# Skin



## gardenbees (May 8, 2005)

Borax is available in the laundry care section. 20 mule team borax is the most common name. Ointments, salves and balms do not require emulsification because they are all oil thickened with beeswax. Lotions do require it and borax is not neccessary. I just made a batch of lotion a few days ago and it came out perfect with just water and oils/beeswax. A stick blender makes the process quick and easy. Go to mountainroseherbs.com and they have recipes and are a great resource for supplies. Have fun. I love the products I make and it's fabulous knowing that there is nothing freaky and unpronouncable in them. Theresa.


----------



## buz (Dec 8, 2005)

Thnx--I made a lip balm with equal parts cocoa/shea/beeswax and added perpermint flavour.
Quite mintchocolate. I may add some oil to make it easier to apply.

My first emulsion (w/o) turned out very brilliant yellow from beeswax/olive oil/water. The borax allowed the mix to bond. Lavendar oil for scent.
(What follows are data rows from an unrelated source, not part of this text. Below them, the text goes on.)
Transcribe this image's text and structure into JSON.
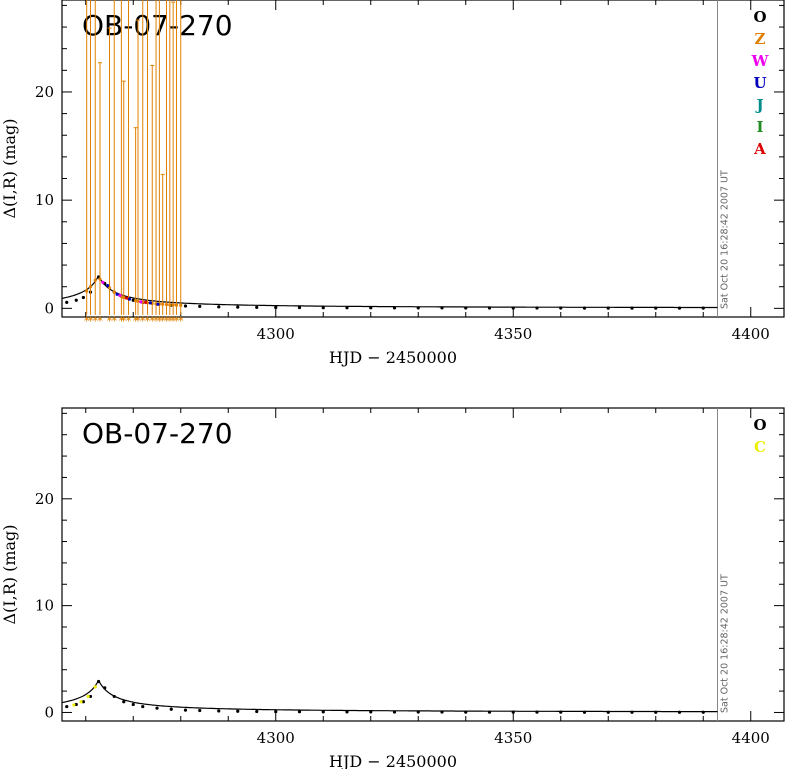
{
  "chart_data": [
    {
      "type": "scatter",
      "title": "OB-07-270",
      "xlabel": "HJD − 2450000",
      "ylabel": "Δ(I,R) (mag)",
      "xlim": [
        4255,
        4407
      ],
      "ylim": [
        -0.8,
        28.5
      ],
      "xticks": [
        4300,
        4350,
        4400
      ],
      "yticks": [
        0,
        10,
        20
      ],
      "timestamp": "Sat Oct 20 16:28:42 2007 UT",
      "timestamp_line_x": 4393,
      "legend": [
        {
          "label": "O",
          "color": "#000000"
        },
        {
          "label": "Z",
          "color": "#e08000"
        },
        {
          "label": "W",
          "color": "#ee00ee"
        },
        {
          "label": "U",
          "color": "#0000bb"
        },
        {
          "label": "J",
          "color": "#008b8b"
        },
        {
          "label": "I",
          "color": "#228b22"
        },
        {
          "label": "A",
          "color": "#dd0000"
        }
      ],
      "model_curve": {
        "t0": 4262.7,
        "peak": 3.0,
        "tE": 5.5,
        "color": "#000000"
      },
      "series": [
        {
          "name": "O",
          "color": "#000000",
          "x": [
            4256,
            4258,
            4259.5,
            4261,
            4262.7,
            4264,
            4266,
            4268,
            4270,
            4272,
            4275,
            4278,
            4281,
            4284,
            4288,
            4292,
            4296,
            4300,
            4305,
            4310,
            4315,
            4320,
            4325,
            4330,
            4335,
            4340,
            4345,
            4350,
            4355,
            4360,
            4365,
            4370,
            4375,
            4380,
            4385,
            4390
          ],
          "y": [
            0.55,
            0.75,
            1.0,
            1.5,
            2.9,
            2.3,
            1.5,
            1.0,
            0.75,
            0.55,
            0.4,
            0.3,
            0.22,
            0.18,
            0.14,
            0.11,
            0.09,
            0.08,
            0.07,
            0.06,
            0.05,
            0.05,
            0.04,
            0.04,
            0.04,
            0.03,
            0.03,
            0.03,
            0.03,
            0.03,
            0.02,
            0.02,
            0.02,
            0.02,
            0.02,
            0.02
          ]
        },
        {
          "name": "Z",
          "color": "#e08000",
          "x": [
            4260.2,
            4261.0,
            4262.0,
            4263.0,
            4265.0,
            4266.0,
            4267.5,
            4268.0,
            4269.0,
            4270.5,
            4271.0,
            4272.0,
            4273.0,
            4274.0,
            4274.8,
            4275.5,
            4276.2,
            4277.0,
            4277.7,
            4278.4,
            4279.1,
            4280.0
          ],
          "y": [
            1.6,
            2.0,
            2.6,
            2.7,
            1.9,
            1.5,
            1.1,
            1.0,
            0.9,
            0.7,
            0.65,
            0.6,
            0.5,
            0.45,
            0.42,
            0.4,
            0.38,
            0.35,
            0.33,
            0.31,
            0.3,
            0.28
          ],
          "err": [
            30,
            30,
            30,
            20,
            24,
            30,
            30,
            20,
            30,
            16,
            26,
            30,
            30,
            22,
            30,
            30,
            12,
            30,
            30,
            28,
            30,
            30
          ]
        },
        {
          "name": "W",
          "color": "#ee00ee",
          "x": [
            4263.6,
            4267.2,
            4271.6
          ],
          "y": [
            2.4,
            1.2,
            0.6
          ]
        },
        {
          "name": "U",
          "color": "#0000bb",
          "x": [
            4264.6,
            4266.6,
            4269.2,
            4273.6,
            4275.2
          ],
          "y": [
            2.1,
            1.3,
            0.85,
            0.5,
            0.38
          ]
        },
        {
          "name": "A",
          "color": "#dd0000",
          "x": [
            4268.6,
            4272.6
          ],
          "y": [
            0.95,
            0.55
          ]
        }
      ]
    },
    {
      "type": "scatter",
      "title": "OB-07-270",
      "xlabel": "HJD − 2450000",
      "ylabel": "Δ(I,R) (mag)",
      "xlim": [
        4255,
        4407
      ],
      "ylim": [
        -0.8,
        28.5
      ],
      "xticks": [
        4300,
        4350,
        4400
      ],
      "yticks": [
        0,
        10,
        20
      ],
      "timestamp": "Sat Oct 20 16:28:42 2007 UT",
      "timestamp_line_x": 4393,
      "legend": [
        {
          "label": "O",
          "color": "#000000"
        },
        {
          "label": "C",
          "color": "#eeee00"
        }
      ],
      "model_curve": {
        "t0": 4262.7,
        "peak": 3.0,
        "tE": 5.5,
        "color": "#000000"
      },
      "series": [
        {
          "name": "O",
          "color": "#000000",
          "x": [
            4256,
            4258,
            4259.5,
            4261,
            4262.7,
            4264,
            4266,
            4268,
            4270,
            4272,
            4275,
            4278,
            4281,
            4284,
            4288,
            4292,
            4296,
            4300,
            4305,
            4310,
            4315,
            4320,
            4325,
            4330,
            4335,
            4340,
            4345,
            4350,
            4355,
            4360,
            4365,
            4370,
            4375,
            4380,
            4385,
            4390
          ],
          "y": [
            0.55,
            0.75,
            1.0,
            1.5,
            2.9,
            2.3,
            1.5,
            1.0,
            0.75,
            0.55,
            0.4,
            0.3,
            0.22,
            0.18,
            0.14,
            0.11,
            0.09,
            0.08,
            0.07,
            0.06,
            0.05,
            0.05,
            0.04,
            0.04,
            0.04,
            0.03,
            0.03,
            0.03,
            0.03,
            0.03,
            0.02,
            0.02,
            0.02,
            0.02,
            0.02,
            0.02
          ]
        },
        {
          "name": "C",
          "color": "#eeee00",
          "x": [
            4257.5,
            4259.0,
            4260.5,
            4262.0
          ],
          "y": [
            0.7,
            1.0,
            1.5,
            2.4
          ]
        }
      ]
    }
  ]
}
Too bad what I hear about Burt's Bees.
Lol


----------



## Maine_Beekeeper (Mar 19, 2006)

Borax is a naturally occurring mineral. 
You can buy it in the laundry section of a good old fashioned store (20 mule team borax) or if you are anywhere near a pottery supply store, you can buy pure borax by the pound from there as well (used as a suspending agent in glazes which tend to settle. 
Borax is inexpensive and works great in lotions and creams.


----------